Zille was also criticised by Finance Minister Trevor Manuel for being quoted in the Cape Argus as saying that foreigners were responsible for a bulk of the drug trade in South Africa.
In KwaZulu-Natal province, Bheki Cele, provincial community safety minister, blamed the Inkatha Freedom Party, a nationalist Zulu political party, for stoking and capitalising on the violence in Durban. Both Cele and premier S'bu Ndebele claimed that IFP members had attacked a tavern that catered to Nigerian immigrants en route to a party meeting. The IFP, which is based primarily in the predominately ethnically-Zulu KwaZulu-Natal province, rejected the statements, and had, on 20 May, engaged in an anti-xenophobia meeting with the ANC.
Grassroots social movements came out strongly against the 2008 xenophobic attacks calling them pogroms promoted by government and political parties. Some have claimed that local politicians and police have sanctioned the attacks.

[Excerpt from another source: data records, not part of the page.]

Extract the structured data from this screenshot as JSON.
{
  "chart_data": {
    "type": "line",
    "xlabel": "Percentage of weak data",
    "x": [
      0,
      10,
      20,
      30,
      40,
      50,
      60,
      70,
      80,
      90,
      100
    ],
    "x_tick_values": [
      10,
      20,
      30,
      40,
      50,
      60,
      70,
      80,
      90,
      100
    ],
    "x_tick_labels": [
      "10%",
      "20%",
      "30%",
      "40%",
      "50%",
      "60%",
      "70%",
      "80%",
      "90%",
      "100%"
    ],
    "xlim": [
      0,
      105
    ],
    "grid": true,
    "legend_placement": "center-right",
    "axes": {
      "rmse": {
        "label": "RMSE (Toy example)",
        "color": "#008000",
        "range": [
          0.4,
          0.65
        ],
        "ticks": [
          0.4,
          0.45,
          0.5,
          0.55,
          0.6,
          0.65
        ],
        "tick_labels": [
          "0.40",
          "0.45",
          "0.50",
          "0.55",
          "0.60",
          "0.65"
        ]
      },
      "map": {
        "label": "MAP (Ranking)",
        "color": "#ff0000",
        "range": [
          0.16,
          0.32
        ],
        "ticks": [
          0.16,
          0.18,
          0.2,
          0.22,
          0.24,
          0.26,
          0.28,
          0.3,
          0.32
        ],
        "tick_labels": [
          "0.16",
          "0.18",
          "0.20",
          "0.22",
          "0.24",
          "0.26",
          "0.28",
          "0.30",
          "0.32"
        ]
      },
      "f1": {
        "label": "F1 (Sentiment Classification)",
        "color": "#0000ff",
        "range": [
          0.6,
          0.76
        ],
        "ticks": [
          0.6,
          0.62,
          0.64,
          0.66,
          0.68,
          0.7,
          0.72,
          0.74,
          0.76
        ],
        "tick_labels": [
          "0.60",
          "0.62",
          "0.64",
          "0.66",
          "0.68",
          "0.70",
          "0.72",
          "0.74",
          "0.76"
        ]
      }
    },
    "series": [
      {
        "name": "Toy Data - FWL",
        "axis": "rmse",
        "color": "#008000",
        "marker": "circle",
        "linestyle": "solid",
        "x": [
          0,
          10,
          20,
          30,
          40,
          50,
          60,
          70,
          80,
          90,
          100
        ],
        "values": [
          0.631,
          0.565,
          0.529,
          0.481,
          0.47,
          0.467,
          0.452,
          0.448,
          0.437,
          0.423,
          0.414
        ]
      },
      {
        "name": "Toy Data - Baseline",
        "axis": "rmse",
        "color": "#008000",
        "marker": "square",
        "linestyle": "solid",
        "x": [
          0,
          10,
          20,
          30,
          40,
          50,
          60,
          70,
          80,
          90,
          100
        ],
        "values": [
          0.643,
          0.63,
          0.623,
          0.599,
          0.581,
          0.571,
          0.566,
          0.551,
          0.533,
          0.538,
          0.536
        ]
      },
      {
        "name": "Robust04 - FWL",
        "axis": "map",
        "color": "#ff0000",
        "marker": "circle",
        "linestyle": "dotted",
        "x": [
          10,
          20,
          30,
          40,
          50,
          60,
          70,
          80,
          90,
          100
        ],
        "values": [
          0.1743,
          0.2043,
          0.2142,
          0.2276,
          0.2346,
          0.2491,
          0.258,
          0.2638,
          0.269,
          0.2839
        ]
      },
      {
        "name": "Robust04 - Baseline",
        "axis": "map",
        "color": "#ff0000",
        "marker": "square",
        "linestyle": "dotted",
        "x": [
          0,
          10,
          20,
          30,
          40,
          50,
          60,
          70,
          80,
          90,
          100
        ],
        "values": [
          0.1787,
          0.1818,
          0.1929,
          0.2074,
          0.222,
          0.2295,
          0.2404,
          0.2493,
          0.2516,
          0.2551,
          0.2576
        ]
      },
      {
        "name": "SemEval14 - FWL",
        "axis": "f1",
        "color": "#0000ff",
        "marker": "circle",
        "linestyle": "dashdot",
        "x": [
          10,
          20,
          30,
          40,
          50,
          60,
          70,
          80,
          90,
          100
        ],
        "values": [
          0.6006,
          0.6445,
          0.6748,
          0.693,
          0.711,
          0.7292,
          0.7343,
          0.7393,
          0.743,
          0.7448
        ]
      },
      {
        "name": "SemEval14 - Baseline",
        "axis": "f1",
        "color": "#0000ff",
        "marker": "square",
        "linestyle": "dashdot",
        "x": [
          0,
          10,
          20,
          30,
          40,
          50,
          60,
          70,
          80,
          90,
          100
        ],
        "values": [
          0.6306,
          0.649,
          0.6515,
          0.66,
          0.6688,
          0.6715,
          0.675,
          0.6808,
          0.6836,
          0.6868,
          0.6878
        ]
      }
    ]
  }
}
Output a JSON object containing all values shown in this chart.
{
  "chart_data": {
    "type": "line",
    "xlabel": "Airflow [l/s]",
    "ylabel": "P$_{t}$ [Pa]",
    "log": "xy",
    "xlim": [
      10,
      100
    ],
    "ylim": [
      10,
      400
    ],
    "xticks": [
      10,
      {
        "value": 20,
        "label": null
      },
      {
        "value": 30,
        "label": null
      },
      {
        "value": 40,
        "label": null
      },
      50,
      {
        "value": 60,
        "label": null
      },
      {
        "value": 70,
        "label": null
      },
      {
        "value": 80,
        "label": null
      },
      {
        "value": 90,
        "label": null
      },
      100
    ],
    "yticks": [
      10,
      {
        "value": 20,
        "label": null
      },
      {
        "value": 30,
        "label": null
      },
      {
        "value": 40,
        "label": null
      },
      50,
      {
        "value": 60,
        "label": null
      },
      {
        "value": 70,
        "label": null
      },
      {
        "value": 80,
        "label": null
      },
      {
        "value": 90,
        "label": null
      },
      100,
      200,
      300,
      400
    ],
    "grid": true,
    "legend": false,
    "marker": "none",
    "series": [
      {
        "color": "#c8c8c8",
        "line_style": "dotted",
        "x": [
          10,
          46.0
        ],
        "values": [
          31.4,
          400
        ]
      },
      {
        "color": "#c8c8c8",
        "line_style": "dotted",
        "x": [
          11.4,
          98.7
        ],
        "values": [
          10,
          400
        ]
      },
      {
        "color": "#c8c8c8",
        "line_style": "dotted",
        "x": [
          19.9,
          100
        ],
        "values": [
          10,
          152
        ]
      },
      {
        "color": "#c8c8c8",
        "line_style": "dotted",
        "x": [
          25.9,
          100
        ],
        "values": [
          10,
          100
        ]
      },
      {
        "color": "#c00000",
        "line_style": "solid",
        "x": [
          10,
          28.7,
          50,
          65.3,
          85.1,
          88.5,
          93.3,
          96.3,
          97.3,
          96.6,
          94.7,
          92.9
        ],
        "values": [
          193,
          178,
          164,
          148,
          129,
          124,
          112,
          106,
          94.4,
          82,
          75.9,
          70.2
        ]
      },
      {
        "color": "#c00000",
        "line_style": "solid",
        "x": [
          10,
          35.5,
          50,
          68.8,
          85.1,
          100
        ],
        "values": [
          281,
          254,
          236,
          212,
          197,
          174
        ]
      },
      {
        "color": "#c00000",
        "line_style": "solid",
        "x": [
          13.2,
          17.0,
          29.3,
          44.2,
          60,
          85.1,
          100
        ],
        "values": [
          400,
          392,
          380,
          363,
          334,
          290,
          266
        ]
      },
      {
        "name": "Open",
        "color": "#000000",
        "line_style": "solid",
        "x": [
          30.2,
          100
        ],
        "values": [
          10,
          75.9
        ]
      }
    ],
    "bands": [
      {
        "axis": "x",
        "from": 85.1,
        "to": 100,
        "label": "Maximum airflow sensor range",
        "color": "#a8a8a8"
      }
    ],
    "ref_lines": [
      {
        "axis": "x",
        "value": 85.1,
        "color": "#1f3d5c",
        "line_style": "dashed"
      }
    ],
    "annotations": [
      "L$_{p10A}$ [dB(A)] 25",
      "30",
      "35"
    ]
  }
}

They have also called for the closure of the Lindela Repatriation Centre which is seen as an example of the negative way the South African government treats African foreigners.

International reaction
The attacks were condemned by a wide variety of organisations and government leaders throughout Africa and the rest of the world.
The Office of the United Nations High Commissioner for Refugees expressed concerns about the violence and urged the South African government to cease deportation of Zimbabwean nationals and also to allow the refugees and asylum seekers to regularise their stay in the country.
Malawi began repatriation of some of its nationals in South Africa. The Mozambican government sponsored a repatriation drive that saw the registration of at least 3 275 individuals.

Rumours of new attacks in 2009
 In late May 2009, reports emerged regarding a possible resurgence of xenophobic related activity and the organising of attacks in the Western Cape. Reports of threats and secret meetings by local businessmen surfaced in Gugulethu, Khayelitsha and Philippi, Cape Town. Samora Machel in Philippi once again emerging as a flash-point. In Gugulethu, reports emerged of secret meetings by local businessmen discussing 'what to do about Somali shopkeepers'. The Anti-Eviction Campaign brought these issues to the open by organising a series of anti-xenophobia meetings attempting to find the root cause of the crisis.

Rumours of new attacks in 2010
 In 2010 the press carried numerous articles claiming that there would be massive planned xenophobic violence at the end of the 2010 Football World Cup. However this did not happen.

New Attacks in 2012
 In July 2012 there were new attacks in parts of Cape Town and in Botshabelo in the Free State.